Oleh: Sri Wiyono
‘’Iki piye pendaftaran zonasi kok ribete ngene. Anakku ape mlebu SD kangelan golek sekolahan,’’ (ini bagaimana pendaftaran dengan sistem zonasi kok ribetnya kayak gini. Anak saya mau masuk SD kesulitan mencari sekolahan).
Begitu pesan masuk di WA saya. Pesan itu dari adik sepupu saya. Saya hanya mesem membaca pesan itu. Karena, pesan tersebut adalah pesan yang kesekian yang masuk ke hape saya dan mempersoalkan sistem zonasi dalam penerimaan peserta didik baru (PPDB).
Para pengirim pesan itu entah tahu kalau saya anggota Dewan Pendidikan (DP) atau tidak. Atau karena tahu saya anggota DP sehingga sengaja ‘mengadu’ soal itu. Yang tidak tahu mungkin sekadar berkeluh kesah.
Seperti sepupu saya itu, yang saya yakin dia tidak tahu kalau saya anggota DP. Dia hanya curhat karena kerepotan mencarikan sekolah (SD) anaknya. Kebetulan dia tinggal di sebuah perumahan di pinggiran kota.
Tak sekali saya terlibat diskusi, bahkan sedikit debat dengan orang lain soal zonasi PPDB. Baik diskusi langsung maupun melalui grup-grup dunia maya yang saya menjadi anggotanya. Intinya; kebijakan zonasi dalam PPDB itu mengundang pro dan kontra. Setuju dan tidak setuju. Ah, biasa !

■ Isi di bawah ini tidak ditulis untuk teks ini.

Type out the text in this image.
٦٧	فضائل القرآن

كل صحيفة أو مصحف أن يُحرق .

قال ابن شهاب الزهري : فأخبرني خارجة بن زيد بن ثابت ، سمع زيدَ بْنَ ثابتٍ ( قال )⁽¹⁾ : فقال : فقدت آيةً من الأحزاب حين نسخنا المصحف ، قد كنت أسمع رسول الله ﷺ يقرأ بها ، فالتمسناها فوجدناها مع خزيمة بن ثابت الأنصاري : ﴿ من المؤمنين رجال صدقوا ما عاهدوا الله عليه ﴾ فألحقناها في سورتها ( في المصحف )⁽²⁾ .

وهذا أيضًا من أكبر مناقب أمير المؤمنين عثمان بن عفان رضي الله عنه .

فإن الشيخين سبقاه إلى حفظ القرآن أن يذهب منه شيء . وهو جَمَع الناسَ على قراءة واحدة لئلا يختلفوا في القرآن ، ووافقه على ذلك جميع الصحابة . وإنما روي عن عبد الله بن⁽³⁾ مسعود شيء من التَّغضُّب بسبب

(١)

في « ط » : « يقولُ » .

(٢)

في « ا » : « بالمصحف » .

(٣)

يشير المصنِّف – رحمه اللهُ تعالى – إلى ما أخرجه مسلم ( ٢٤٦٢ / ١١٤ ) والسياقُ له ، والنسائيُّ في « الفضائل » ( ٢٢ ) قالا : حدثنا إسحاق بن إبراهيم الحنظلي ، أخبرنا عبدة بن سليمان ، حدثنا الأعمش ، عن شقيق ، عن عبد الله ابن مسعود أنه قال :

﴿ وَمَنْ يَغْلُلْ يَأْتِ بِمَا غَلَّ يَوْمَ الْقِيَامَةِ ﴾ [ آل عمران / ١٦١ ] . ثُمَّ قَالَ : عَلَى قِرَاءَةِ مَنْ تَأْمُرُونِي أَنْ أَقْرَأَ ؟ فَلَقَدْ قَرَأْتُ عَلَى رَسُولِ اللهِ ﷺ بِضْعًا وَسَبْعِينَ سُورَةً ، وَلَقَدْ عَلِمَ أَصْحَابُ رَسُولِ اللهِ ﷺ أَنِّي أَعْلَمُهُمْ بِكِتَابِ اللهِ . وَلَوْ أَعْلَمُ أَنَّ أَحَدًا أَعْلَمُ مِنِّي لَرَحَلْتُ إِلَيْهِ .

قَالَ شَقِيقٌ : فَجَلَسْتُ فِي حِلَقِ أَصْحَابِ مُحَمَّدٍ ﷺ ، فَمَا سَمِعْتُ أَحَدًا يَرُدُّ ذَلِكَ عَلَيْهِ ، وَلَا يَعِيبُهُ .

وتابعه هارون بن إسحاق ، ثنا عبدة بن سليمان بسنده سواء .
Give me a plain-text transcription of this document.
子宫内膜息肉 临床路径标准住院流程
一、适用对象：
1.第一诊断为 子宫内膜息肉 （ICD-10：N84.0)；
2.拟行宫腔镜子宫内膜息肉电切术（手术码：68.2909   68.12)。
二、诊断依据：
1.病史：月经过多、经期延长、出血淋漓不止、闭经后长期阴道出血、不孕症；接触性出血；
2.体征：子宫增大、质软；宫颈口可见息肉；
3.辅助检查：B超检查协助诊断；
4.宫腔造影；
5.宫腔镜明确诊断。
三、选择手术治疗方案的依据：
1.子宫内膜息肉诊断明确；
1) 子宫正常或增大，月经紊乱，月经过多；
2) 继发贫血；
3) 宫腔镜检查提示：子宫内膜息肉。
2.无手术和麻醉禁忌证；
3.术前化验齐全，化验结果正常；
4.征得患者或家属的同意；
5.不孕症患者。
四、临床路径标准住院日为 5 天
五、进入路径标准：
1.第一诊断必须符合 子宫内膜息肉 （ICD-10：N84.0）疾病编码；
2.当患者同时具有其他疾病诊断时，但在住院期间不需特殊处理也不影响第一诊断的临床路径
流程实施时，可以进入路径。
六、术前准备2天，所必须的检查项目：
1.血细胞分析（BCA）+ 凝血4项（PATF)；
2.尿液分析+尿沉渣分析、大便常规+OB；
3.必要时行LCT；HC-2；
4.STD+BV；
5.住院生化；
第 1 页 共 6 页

‘’Coba cek, yang tidak setuju zonasi itu adalah para orang tua yang anaknya gagal masuk sekolah yang diingkan. Jadi, protes zonasi itu berdasarkeinginan-keinginan dan kepentingan pribadi. Tidak memperjuangkan kepentingan yang luas,’’ komentar saya dalam sebuah diskusi di grup WA.
Maka banyak kemudian yang membalas komentar. Tak sedikit yang menyerang dan menyatakan tidak setuju. Pun tak sedikit pula yang mendukung. Sebab, sistem zonasi dalam satu sisi memenuhi nilai keadilan. Meski di sisi lain juga menyimpan kekurangan.
Polemik zonasi ini kemudian mengantar direvisinya Peraturan Menteri Pendidikan dan Kebudayaan (Permendikbud). Yang terakhir peraturan itu menjadi nomor 20 tahun 2019 tentang PPDB yang menyempurnakan Permendikbud nomor 51 tahun 2018 tentang hal yang sama.
Semula, untuk sistem zonasi sekolah wajib menerima siswa dari jalur zonasi minimal 90 persen dan jalur prestasi serta perpindahan orang tua masing-masing 5 persen dari jumlah siswa yang akan diambil sesuai pagu.
Lalu berubah menjadi siswa dari jalur zonasi minimal 80 persen dan menambah jumlah siswa dari jalur prestasi menjadi 15 persen. Untuk jalur perpindahan orangtua tetap 5 persen. Perubahan ini untuk mengakomodasi siswa ‘pintar’yang tak kebagian sekolah yang dipersepsikan sebagai sekolah ‘favorit’.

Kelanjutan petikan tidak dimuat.